Nani Roma: "The stage will be very similar to the previous day. Will find laterite sections in the end (hard and with a lot of dust), adding difficulty. It will be complicated both as regards technique and navigation and we'll also have to be careful with the stones."
Marc Coma: "There will be more and more laterite and down going off-track sections. Navigation won't be that important here, although we'll have to be very careful because we'll be passing more inhabited areas. Traffic, animals, people, radars... we'll have to be watchful."
12 January. Stage 12: Bamako-Labe
Liaison: 197 kms - Special: 368 kms - Liaison: 307 kms
A total of 872 kms make this stage the longest of the rally and since it's a marathon stage, it will put riders, drivers and mechanics to the test while crossing Guinea. The layout of this first Guinean special will offer participants a large variety of terrains. Trial zones, laterite sections and fords will add difficulty to the already difficult increasing task of passing villages.

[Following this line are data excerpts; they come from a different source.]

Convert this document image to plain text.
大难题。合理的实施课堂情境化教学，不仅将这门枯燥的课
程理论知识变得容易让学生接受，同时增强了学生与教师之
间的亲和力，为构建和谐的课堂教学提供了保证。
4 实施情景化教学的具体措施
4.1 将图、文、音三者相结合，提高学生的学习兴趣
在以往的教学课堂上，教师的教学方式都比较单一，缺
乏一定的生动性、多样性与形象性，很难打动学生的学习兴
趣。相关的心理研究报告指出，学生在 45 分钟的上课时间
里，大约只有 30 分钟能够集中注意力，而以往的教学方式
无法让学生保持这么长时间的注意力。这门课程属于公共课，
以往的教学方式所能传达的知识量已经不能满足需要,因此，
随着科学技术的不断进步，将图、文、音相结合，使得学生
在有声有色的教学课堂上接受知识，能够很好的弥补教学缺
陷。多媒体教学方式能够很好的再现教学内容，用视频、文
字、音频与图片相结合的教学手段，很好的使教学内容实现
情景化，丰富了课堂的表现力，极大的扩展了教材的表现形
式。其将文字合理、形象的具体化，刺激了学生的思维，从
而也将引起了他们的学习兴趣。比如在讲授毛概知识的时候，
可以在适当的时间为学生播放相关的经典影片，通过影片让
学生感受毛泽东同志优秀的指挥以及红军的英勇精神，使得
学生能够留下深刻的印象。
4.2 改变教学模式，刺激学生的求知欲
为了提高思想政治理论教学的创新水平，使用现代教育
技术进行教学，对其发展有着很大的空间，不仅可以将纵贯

Nani Roma: "This stage is completely new. It's pure laterite and makes everything more dangerous, because there's suspended dust that affects visibility. In addition, there are narrow tracks, furrowed and with a lot of trees. Driving will be a challenge."
Marc Coma: "Another novelty of the rally is this visit to Guinea. It will be a much more enduro-like and technical stage. We'll surely find a large variety of terrains, vegetation, river crossings... It'll be fun."
13 January. Stage 13: Labe-Tambacounda
Liaison: 7 kms - Special: 348 kms - Liaison: 212 kms
A mountain experience where the rally is going to reach its highest spot, climbing almost to 1,000 m in some passes. Although in less amount, the suspended dust will keep on making things difficult to the caravan.
Nani Roma: "Laterite will continue making things more complicated. Dakar is already near, but we first have to manage these stages with complicated driving."
Marc Coma: "We have left laterite almost behind and now we enter the savannah. There are a lot of tracks and direction changes in the last section, so we'll have to be watchful with navigation in order to avoid mistakes. It's easy to get lost, because there are several villages and tracks in the Senegal area."
14 January. Stage 14: Tambacounda-Dakar
Liaison: 107 kms - Special: 254 kms - Liaison: 273 kms
Navigation will be the key factor of theses stages which are already so close to civilisation. Countless paths, tracks and changes in direction may lead more than one to a mistake, thus loosing the advantage gathered so close to the finish. The liaison to the arrival in Dakar will be a reward for the senses, passing through the beautiful and cheerful Senegalese villages.
Nani Roma: "It's the same special as always. We know it well, but you always have to be on the alert because it has several difficulties in navigation. There are a lot of sandy tracks where to get lost and it would be a disaster in this stage."
Marc Coma: "This is the last real stage of the rally. Since we enter much more inhabited areas, there are a lot of tracks. Navigation is fundamental. It's a very nice and amusing stage, but it's also complicated."
15 January. Stage 15: Dakar-Dakar
Liaison: 38 kms - Special: 31 kms - Liaison: 41 kms
For most of the riders and drivers who make it to Dakar, the simple view of Lake Rose is the reward for all the efforts and suffering. There's not much to be decided in this mythical stage that, year after year, has been the image and meeting point of the Dakar Rally.
Nani Roma: "Reaching Lake Rose has been the best feeling of my life. It's stage to enjoy. No matter what you've done, you're happy to be there. And if in addition, your team has taken the victory, imagine..."
Marc Coma: "It's a very short special to enjoy, after fifteen days of suffering."